Brighton Rock by Graham Greene – Culture in the Scrap Yard

Brighton Rock is Graham Greene’s 1938 novel depicting gangland conflict in 1930s Brighton.

I’ve read that Graham Greene novels can be divided into ‘entertainment’ and ‘serious’. Brighton Rock seems to be included in the entertainment category. The plot involves a murder, the police messing up, a determined, amateur lady sleuth stepping in. The part-time lady sleuth idea goes back to Andrew Forrester’s Mrs Gladden character created in 1864, and had plenty of mileage in the 1930s with Miss Marple, Nancy Drew, Harriet Vane, and others.

If this is a familiar genre thriller, does that mean it can’t be a serious book? Graham Greene was a serious fellow. I think he saw himself as better than some workaday writer of detective fiction. If he was going to write a commercial lady detective story, he was going to use it to reflect on popular culture in general.

What is the popular outlook according to Brighton Rock? In broad outline, it involves an intense, black and white conception of right and wrong, combined with a tendency to emotive superstition, and a trust in ordinary people over experts. The amateur lady sleuth, Ida Arnold, is rigid in her judgements, thinks the police are incompetent fools, and uses seances to provide guidance and clues. So, there’s a scary sense of seeing the world in stark categories of good and bad, who’s in or out, all caught up in a vague wash of emotion and credulity. It’s a combination of the judgemental and a lack of anything substantive on which to base judgements.

Brighton Rock portrays a chaotic society, as strident as it is superficial. This all sounds painfully familiar. Does Greene provide any answers? Well no not really. The mob lawyer character, Prewitt, well educated, with a penchant for quoting Shakespeare, is as much part of this gritty milieu as the young mobsters. And talking of Shakespeare, it has been noted, not just by me, that Brighton Rock, as well as feeling like a violent Miss Marple story, is also reminiscent of something much more high end – Macbeth, no less. Ambitious young man commits murder and then gets pulled into more murder to cover it up. There doesn’t seem to be any meaningful divide between high and low brow in the world of Brighton Rock. Pinkie the young aspiring gangland boss even comes out with Latin phrases on occasion.

So does modern consumer culture swallow everything? That might be one way to look at it. The gang leader Pinkie is a Catholic, and even the ancient Catholic Church might become another expression of the popular outlook. After all, an intense, judgemental, black and white conception of right and wrong, combined with a tendency to emotive superstition, might not just apply to secular Ida and her seances.

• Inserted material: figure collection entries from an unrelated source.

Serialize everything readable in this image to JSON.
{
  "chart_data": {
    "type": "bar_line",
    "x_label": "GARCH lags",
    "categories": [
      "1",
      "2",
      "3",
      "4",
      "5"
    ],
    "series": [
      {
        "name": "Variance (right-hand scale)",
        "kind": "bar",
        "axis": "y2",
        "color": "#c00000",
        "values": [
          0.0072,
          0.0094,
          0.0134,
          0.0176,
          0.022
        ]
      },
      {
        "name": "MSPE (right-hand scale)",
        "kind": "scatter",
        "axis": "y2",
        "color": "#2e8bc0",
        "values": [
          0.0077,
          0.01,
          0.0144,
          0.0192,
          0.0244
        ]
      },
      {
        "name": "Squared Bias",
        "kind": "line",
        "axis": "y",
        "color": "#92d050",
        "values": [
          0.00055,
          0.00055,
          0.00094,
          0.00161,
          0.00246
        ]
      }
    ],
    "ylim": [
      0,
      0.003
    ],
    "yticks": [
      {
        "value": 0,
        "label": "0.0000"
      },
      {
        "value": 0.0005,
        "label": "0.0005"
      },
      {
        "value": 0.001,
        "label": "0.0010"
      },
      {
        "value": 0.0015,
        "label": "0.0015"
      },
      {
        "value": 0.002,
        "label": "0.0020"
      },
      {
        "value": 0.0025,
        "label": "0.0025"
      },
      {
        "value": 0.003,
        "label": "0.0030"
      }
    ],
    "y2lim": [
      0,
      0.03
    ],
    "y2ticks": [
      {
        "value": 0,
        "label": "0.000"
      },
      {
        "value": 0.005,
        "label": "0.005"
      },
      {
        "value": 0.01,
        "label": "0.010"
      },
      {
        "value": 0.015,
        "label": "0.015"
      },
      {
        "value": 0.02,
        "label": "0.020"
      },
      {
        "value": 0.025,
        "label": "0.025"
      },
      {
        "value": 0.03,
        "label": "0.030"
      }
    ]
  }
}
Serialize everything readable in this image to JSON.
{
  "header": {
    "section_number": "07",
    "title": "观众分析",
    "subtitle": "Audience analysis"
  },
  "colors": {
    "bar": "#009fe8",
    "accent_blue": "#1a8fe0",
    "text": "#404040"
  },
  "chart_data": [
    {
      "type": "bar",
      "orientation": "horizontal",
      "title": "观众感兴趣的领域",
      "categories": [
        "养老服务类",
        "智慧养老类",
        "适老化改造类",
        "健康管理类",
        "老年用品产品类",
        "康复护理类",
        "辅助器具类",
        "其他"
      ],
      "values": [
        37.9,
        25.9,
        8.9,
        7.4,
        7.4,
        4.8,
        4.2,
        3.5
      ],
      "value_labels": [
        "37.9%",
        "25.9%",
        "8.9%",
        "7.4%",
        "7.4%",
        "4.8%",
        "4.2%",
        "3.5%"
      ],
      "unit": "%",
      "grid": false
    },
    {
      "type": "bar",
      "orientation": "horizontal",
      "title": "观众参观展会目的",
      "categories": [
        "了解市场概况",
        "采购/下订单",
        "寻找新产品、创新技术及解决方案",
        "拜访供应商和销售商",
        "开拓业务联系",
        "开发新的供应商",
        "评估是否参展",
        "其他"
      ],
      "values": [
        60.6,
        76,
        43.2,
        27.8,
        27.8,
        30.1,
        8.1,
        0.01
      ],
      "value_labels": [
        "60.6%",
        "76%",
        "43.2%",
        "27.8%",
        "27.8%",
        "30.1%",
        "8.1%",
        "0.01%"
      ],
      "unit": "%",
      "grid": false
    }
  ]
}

I spent a long time thinking about this book, and had a few tries at writing a review. I suppose in the end I came to think of Brighton Rock as a prescient portrayal of how the popular can become the populist. That was certainly interesting. But the bleakness was a bit much. Popular culture isn’t necessarily rubbish. In his time Shakespeare was very much a popular playwright rather than an academic one. Then again maybe Greene would grudgingly agree, since he mixes high and low brow in the way he does. It’s not a gentle mixing, it’s like a scrapyard crushing a Rolls Royce with a Ford Fiesta and presenting a reader with the compacted result. But still, there is a lot to think about here as you look into the tangled mess of what was once Rolls Royce and Ford Fiesta.